E por falar nas práticas de governação referidas por Carlos Tavares: “80% das empresas públicas omite informação obrigatória” era a notícia que fazia manchete no Negócios, que apontava que “só 24 empresas” tinham “orientações de gestão definidas”.

A história do Lehman Brothers está pejada de operações de fusão e aquisição. Em 1975, comprou a Abraham & Co. e, em 1977, fundiu-se com o banco de investimento Kuhn Loeb & Co, dando origem ao Lehman Brothers Kuhn Loeb Inc. Em 1984, o banco foi comprado pela Shearson/American Express. A empresa pagou 360 milhões de dólares por aquele que era considerado, na altura, “um dos mais antigos e mais poderosos bancos de investimento de Wall Street”, como se lia numa manchete do The New York Times dessa data. Do negócio resultou uma empresa nova: a Shearson Lehman/American Express, preservando o nome Lehman, que já somava 134 anos.

Em 1988, fundiu-se com a companhia de corretagem E.F. Hutton & Co. num negócio de mil milhões de dólares, mudando de nome para Shearson Lehman Hutton Inc. Em 1994, a American Express fez o spin off do Lehman Brothers, com a empresa a retomar o nome original.
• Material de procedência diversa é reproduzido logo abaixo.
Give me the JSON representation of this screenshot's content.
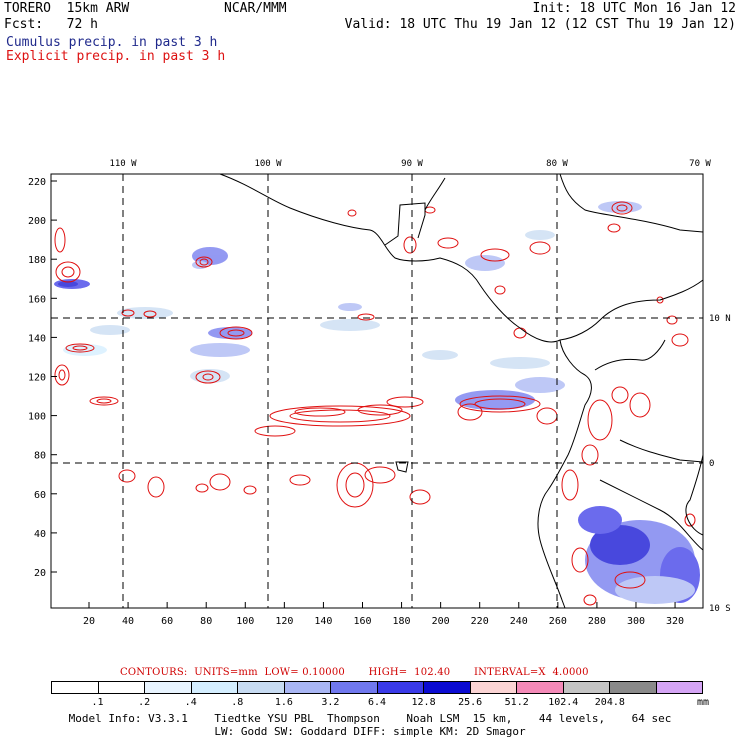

Foi há 10 anos que o Lehman Brothers colapsou. O dia 15 de setembro marca simbolicamente o início da maior crise financeira dos últimos 80 anos. ‘Onde estava quando o Lehman faliu?’ é uma rubrica diária, de 1 a 15 de setembro, onde empresários, banqueiros, políticos, economistas e advogados dizem ao ECO como viveram a queda do banco e o que aprendemos com a crise.